Para constatar o que digo, basta contrapor os recursos e investimentos diretos aplicados na distribuição e promoção social durante o governo de Lula e os 20% das receitas advindas do petróleo e injetados por Chávez na base da sociedade venezuelana. Um mês de taxa selic equivale a um ano de Bolsa Família. Saem de graça os quase 40 milhões de votos. É pouco o investimento para uma popularidade ultrapassando os mais de 80% de apoio do governo do ex-sindicalista que disse “nunca fui de esquerda nem socialista”! Pelo visto não foi mesmo. Se o Brasil pusesse 10% dos recursos líquidos que o Estado repassa e financia aos agentes econômicos transnacionais e brasileiros que aqui agem tendo o país como hospedeiro e mudávamos nossas realidades de forma absurda. Bastava uma década. Mas, é certo, a poliarquia brasileira correria o risco de balançar e talvez cair. Nos tempos mornos que vivemos, sem o recheio volumoso, ninguém arrisca a brigar pela mudança nos ingredientes do empadão.

Não estando em jogo aquilo que vale a pena jogar, temos a insólita situação de ver a esquerda reformista-parlamentar ainda autêntica portando-se como jacobina, republicana radical e tendo como ícone da brasilidade a mais um Sérpico dos trópicos. É certo, para os parâmetros da legalidade e da moral da res publica, o delegado federal Protógenes Queiroz é um ícone. Mas, não se muda a sociedade a partir do aparelho repressivo, judiciário e investigativo. Não é com a vassoura janista que se varrerá a sujeira da politicagem controlando a economia brasileira. E, para quem pensa de forma maniqueísta, tampouco entendo que o economista de Princeton (José Serra) seja uma alternativa para o mandato do sponsor de Harvard (Mr. Meirelles).

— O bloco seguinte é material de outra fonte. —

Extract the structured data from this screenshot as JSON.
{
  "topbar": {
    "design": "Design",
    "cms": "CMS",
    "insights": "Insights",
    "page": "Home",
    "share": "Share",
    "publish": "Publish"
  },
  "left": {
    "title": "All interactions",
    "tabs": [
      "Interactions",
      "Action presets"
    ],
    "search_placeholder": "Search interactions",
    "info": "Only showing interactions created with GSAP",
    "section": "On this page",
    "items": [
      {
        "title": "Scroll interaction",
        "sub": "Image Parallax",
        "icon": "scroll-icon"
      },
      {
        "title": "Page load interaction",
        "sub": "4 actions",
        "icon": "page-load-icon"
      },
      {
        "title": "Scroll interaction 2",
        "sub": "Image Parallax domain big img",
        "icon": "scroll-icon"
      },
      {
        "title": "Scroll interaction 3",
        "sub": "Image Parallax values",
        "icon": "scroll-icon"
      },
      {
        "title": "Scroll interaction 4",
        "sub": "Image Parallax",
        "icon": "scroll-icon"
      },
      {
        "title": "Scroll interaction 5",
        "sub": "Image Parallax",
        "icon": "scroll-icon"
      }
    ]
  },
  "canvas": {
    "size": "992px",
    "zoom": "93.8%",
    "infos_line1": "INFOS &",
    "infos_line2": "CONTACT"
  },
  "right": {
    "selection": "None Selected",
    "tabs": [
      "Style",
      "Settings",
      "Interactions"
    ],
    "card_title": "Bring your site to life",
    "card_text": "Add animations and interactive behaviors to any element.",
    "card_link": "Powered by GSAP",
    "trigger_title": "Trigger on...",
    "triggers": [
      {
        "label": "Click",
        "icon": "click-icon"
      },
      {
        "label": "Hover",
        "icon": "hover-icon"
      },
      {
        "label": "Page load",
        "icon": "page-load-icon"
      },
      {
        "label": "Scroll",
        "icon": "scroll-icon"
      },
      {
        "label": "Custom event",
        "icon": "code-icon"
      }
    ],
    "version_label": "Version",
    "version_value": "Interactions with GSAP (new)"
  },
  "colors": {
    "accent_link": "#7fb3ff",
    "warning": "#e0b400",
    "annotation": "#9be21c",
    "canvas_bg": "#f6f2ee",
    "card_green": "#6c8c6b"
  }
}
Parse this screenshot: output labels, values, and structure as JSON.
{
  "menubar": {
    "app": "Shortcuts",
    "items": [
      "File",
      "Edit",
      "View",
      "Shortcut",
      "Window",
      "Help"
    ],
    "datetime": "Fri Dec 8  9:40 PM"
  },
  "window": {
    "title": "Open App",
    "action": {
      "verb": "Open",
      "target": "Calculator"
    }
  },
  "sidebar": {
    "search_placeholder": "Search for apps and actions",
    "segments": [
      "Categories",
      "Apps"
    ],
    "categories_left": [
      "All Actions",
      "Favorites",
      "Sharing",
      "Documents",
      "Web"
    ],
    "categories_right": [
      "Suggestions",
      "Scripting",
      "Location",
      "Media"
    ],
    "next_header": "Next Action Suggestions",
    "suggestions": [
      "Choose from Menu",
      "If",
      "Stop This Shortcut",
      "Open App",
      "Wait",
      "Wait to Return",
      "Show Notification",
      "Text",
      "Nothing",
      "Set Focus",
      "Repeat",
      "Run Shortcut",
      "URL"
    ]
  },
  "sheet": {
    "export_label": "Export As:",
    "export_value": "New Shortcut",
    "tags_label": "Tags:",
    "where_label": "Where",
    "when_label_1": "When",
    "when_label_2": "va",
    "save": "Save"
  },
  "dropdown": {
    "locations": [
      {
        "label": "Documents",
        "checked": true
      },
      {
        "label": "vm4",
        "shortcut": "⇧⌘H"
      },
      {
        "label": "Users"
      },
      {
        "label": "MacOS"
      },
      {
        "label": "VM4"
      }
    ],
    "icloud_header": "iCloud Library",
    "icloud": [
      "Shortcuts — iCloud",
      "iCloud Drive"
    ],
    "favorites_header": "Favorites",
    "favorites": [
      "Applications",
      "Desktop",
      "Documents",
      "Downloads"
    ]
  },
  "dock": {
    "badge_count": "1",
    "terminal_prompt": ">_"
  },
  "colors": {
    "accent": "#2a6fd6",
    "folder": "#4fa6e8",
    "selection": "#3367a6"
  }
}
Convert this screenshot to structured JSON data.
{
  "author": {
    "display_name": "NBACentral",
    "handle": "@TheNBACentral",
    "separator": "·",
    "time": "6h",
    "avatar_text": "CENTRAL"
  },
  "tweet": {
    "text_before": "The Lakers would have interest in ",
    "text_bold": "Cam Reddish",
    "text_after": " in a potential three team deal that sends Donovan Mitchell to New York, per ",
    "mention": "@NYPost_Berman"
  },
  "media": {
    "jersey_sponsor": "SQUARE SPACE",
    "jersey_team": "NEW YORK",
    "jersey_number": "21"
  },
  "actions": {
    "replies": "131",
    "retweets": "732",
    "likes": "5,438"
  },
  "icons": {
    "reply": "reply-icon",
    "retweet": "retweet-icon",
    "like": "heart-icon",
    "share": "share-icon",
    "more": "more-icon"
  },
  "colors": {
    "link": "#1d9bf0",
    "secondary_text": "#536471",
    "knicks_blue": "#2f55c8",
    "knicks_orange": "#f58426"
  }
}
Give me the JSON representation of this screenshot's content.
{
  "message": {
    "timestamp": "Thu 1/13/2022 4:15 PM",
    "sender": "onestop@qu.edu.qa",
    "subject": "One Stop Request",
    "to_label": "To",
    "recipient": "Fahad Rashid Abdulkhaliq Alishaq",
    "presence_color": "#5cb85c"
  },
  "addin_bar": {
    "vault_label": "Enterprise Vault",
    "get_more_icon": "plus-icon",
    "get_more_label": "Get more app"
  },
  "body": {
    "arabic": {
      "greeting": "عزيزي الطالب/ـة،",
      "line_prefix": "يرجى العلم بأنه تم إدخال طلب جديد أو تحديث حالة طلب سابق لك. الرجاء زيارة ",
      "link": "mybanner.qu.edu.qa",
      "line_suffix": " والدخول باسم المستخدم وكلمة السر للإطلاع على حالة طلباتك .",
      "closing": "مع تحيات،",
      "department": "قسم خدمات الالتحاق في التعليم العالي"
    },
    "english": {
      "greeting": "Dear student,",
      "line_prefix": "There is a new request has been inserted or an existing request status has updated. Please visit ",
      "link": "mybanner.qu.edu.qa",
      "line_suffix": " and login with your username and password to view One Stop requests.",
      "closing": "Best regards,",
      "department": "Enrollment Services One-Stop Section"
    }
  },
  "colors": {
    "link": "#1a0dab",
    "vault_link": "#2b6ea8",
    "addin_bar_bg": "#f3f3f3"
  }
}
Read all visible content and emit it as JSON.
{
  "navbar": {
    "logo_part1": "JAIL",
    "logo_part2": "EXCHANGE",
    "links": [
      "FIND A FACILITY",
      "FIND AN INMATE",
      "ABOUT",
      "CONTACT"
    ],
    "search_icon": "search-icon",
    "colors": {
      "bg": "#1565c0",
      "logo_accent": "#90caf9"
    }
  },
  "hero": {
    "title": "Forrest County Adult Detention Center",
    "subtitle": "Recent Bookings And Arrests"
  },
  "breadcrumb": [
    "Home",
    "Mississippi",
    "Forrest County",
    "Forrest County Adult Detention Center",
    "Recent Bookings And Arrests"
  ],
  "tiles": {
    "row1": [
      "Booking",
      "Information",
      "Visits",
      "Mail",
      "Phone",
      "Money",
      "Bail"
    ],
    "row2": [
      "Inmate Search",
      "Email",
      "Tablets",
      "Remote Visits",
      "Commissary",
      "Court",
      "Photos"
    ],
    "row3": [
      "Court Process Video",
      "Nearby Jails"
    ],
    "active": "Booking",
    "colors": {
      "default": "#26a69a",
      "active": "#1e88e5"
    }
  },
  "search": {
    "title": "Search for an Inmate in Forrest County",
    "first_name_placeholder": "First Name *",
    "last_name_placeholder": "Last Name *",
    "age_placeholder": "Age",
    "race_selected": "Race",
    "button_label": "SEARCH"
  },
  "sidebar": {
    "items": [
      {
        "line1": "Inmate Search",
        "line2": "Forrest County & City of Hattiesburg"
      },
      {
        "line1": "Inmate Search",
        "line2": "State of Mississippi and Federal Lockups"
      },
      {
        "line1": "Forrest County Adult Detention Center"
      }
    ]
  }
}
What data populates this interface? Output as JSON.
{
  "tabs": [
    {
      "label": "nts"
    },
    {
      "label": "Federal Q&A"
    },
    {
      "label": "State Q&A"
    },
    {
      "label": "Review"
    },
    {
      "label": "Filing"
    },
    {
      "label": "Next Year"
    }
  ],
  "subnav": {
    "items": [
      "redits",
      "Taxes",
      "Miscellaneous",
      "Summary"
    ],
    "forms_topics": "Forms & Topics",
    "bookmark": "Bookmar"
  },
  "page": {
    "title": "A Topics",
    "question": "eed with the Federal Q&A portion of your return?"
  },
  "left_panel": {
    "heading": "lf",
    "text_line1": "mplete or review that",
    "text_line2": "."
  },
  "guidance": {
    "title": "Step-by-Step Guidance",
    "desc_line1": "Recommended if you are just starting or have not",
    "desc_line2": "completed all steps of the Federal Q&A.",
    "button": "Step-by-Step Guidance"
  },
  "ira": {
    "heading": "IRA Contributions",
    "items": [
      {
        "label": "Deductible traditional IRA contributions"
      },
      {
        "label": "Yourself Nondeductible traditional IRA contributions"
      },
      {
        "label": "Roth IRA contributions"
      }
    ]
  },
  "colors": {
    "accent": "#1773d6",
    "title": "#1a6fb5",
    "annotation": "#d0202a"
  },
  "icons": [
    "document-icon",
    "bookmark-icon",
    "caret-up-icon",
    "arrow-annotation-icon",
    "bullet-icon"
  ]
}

Antecipando-se às articulações contra a chapa desenvolvimentista-prebendária (Dilma e Geddel, até o momento), Luiz Inácio convida de forma semi-fechada a grandes capitães de indústria para conversar. O capital insolente e transnacional brasileiro, ardorosamente defendido pelo Foreign Office tupiniquim (o Itamaraty) nas contendas com Equador (Odebrecht) e Bolívia (EBX, de Eike e Dirceu), tem suas cadeiras reservadas no co-governo com a Banca. Posição subordinada, mas respeitável. O Planalto pôs ao redor de Lula seus ex-adversários de classe, como Olavo Monteiro de Carvalho, Jorge Gerdau Johannpeter e Sérgio Andrade. Conversaram de forma reservada e a prosa foi convenientemente “vazada”. O recado chegou ao Palácio dos Bandeirantes, marcando o limite do conflito pela parcela do poder que cabe ao Executivo quando o Estado é manejado como um refém com síndrome de Estocolmo.